İngiliz gösterim kurumlarında bu şekilde şeyler yer alırken, ABD daha değişik çalışıyordu. ABD’nin elçilik ve konsolosluklarında dış ilişkiler uzmanı kimliği ile vazife icra eden CIA elemanları, Türkiye’deki para trafiğinin peşine düştüler. Bilhassa Kapalıçarşı’daki döviz-altın hareketliliğini merak eden ABD’li danışma elemanları, satın alan kılığına girip, Kapalıçarşı’da kimin ne alıp sattığının takibini yapıyordu.Hızını alamayan CIA elemanları, yabancılara konut satan şirketlerin de peşine düştü. ABD’nin İstanbul Başkonsolosluğu’nda görevli üst düzey CIA elemanı, görüştüğü kişilere bilhassa Rusların ve İranlıların Türkiye’den ne kadar konut aldığını soruyor. Ve doğal Rusların ve İranlıların aldıkları konutların parasını iyi mi ödediklerini merak ediyor.ABD’nın danışma elemanları sahada bu faaliyetleri yürütürken, pat diye ABD Gömü Bakan Yardımcısı Wally Adeyemo Türkiye’de buluyor kendini. Çeşitli temas ve görüşmelerde bulunan Adeyemo, ülkesine döndükten sonrasında başta TÜSİAD, MÜSİAD ve TOBB olmak suretiyle iş dünyasının temsil edilmiş olduğu kurumlara mektup göndererek, Ruslarla iş yapmamaları için tehdit ediyor.
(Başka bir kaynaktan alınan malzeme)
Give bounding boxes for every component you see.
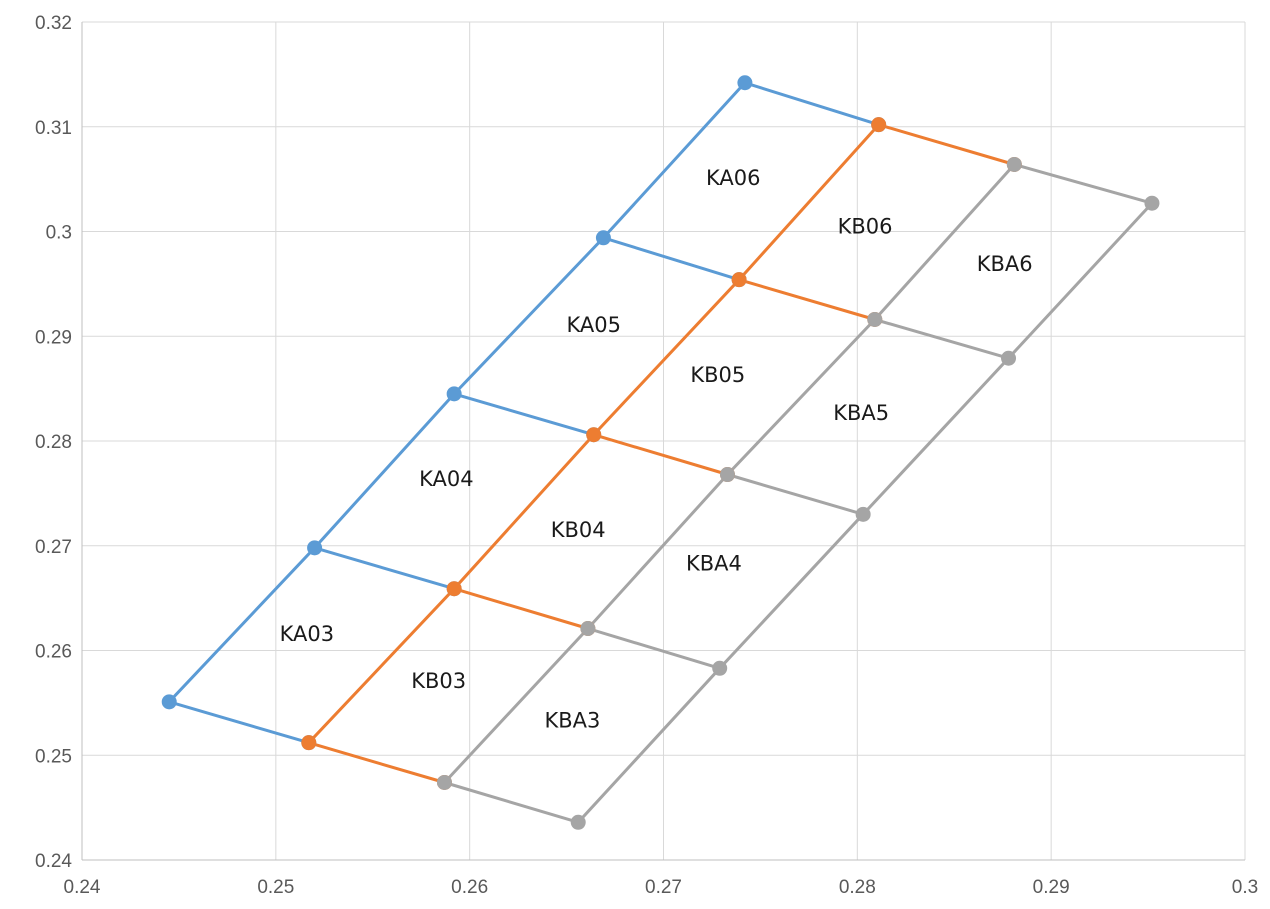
series-line-13: [586, 627, 722, 670]
y-tick-label-0: 0.24: [35, 851, 72, 872]
cell-label-ka04: KA04: [419, 467, 474, 491]
x-tick-label-6: 0.3: [1232, 877, 1258, 898]
cell-label-kb05: KB05: [690, 363, 745, 387]
cell-label-kba5: KBA5: [833, 401, 889, 425]
data-point-12-1: [570, 814, 586, 830]
data-point-4-0: [737, 75, 753, 91]
y-tick-label-1: 0.25: [35, 746, 72, 767]
data-point-8-0: [586, 427, 602, 443]
cell-labels: KA03 KA04 KA05 KA06 KB03 KB04 KB05 KB06 KBA3 KBA4…: [280, 166, 1033, 733]
cell-label-kba6: KBA6: [977, 252, 1033, 276]
x-tick-label-3: 0.27: [645, 877, 682, 898]
y-tick-label-4: 0.28: [35, 432, 72, 453]
series-line-4: [743, 81, 881, 127]
data-point-9-0: [731, 272, 747, 288]
series-line-6: [307, 741, 446, 784]
cell-label-ka05: KA05: [566, 313, 621, 337]
x-tick-label-2: 0.26: [451, 877, 488, 898]
series-line-14: [726, 473, 865, 516]
tick-labels: 0.24 0.25 0.26 0.27 0.28 0.29 0.3 0.24 0.25 0.26 0…: [35, 13, 1258, 898]
y-tick-label-5: 0.29: [35, 327, 72, 348]
y-tick-label-7: 0.31: [35, 118, 72, 139]
data-point-16-1: [1144, 195, 1160, 211]
data-point-16-0: [1006, 156, 1022, 172]
data-point-14-0: [719, 467, 735, 483]
series-line-8: [592, 433, 729, 476]
series-markers: [161, 75, 1160, 830]
series-line-15: [873, 318, 1010, 360]
x-tick-label-4: 0.28: [839, 877, 876, 898]
y-tick-label-2: 0.26: [35, 642, 72, 663]
x-tick-label-1: 0.25: [257, 877, 294, 898]
cell-label-kba4: KBA4: [686, 552, 742, 576]
data-point-0-0: [161, 694, 177, 710]
series-line-1: [313, 546, 456, 591]
gridlines: [82, 21, 1246, 860]
data-point-13-1: [712, 660, 728, 676]
data-point-7-0: [446, 581, 462, 597]
series-line-2: [452, 392, 596, 437]
data-point-15-1: [1001, 350, 1017, 366]
cell-label-kb06: KB06: [838, 214, 893, 238]
series-line-0: [167, 700, 311, 745]
cell-label-ka03: KA03: [280, 622, 335, 646]
series-lines: [167, 81, 1154, 824]
data-point-15-0: [867, 311, 883, 327]
series-line-10: [877, 123, 1016, 166]
series-line-3: [601, 236, 741, 282]
data-point-13-0: [580, 621, 596, 637]
series-line-9: [737, 278, 877, 321]
series-line-16: [1012, 163, 1154, 205]
data-point-1-0: [307, 540, 323, 556]
series-line-12: [443, 781, 580, 824]
data-point-2-0: [446, 386, 462, 402]
cell-label-kba3: KBA3: [544, 709, 600, 733]
y-tick-label-8: 0.32: [35, 13, 72, 34]
y-tick-label-6: 0.3: [46, 223, 72, 244]
axes: [81, 22, 1245, 861]
x-tick-label-0: 0.24: [64, 877, 101, 898]
data-point-10-0: [871, 117, 887, 133]
cell-label-kb04: KB04: [551, 518, 606, 542]
data-point-14-1: [855, 506, 871, 522]
x-tick-label-5: 0.29: [1033, 877, 1070, 898]
series-line-7: [452, 587, 590, 630]
cell-label-ka06: KA06: [706, 166, 761, 190]
data-point-12-0: [436, 774, 452, 790]
data-point-3-0: [595, 230, 611, 246]
y-tick-label-3: 0.27: [35, 537, 72, 558]
data-point-6-0: [301, 735, 317, 751]
cell-label-kb03: KB03: [411, 669, 466, 693]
Ayrıca Türkiye’de yasa dışı bahis mevzusunda büyük bir operasyon yürütülüyor. Güvenlik Genel Müdürlüğü ve MASAK’ın koordinesinde yürütülen operasyonda Türkiye’de yasa dışı bahisle elde edilmiş 5 milyar liraya yakın paranın yurtdışına çıkarıldığı tespit edilmiş.
TEMİZ PARAYI ‘TEMİZLENMİŞ PARA’ İLE KARIŞTIRMAK
Para nereye gitmiş? Malta’ya. Malta kimin uydu devleti? İngilizlerin. Para kimin hesabına gitmiş? Halil Falyalı’nın. Hani KKTC’de suikast sonucu öldürülen kumarhaneler kralı…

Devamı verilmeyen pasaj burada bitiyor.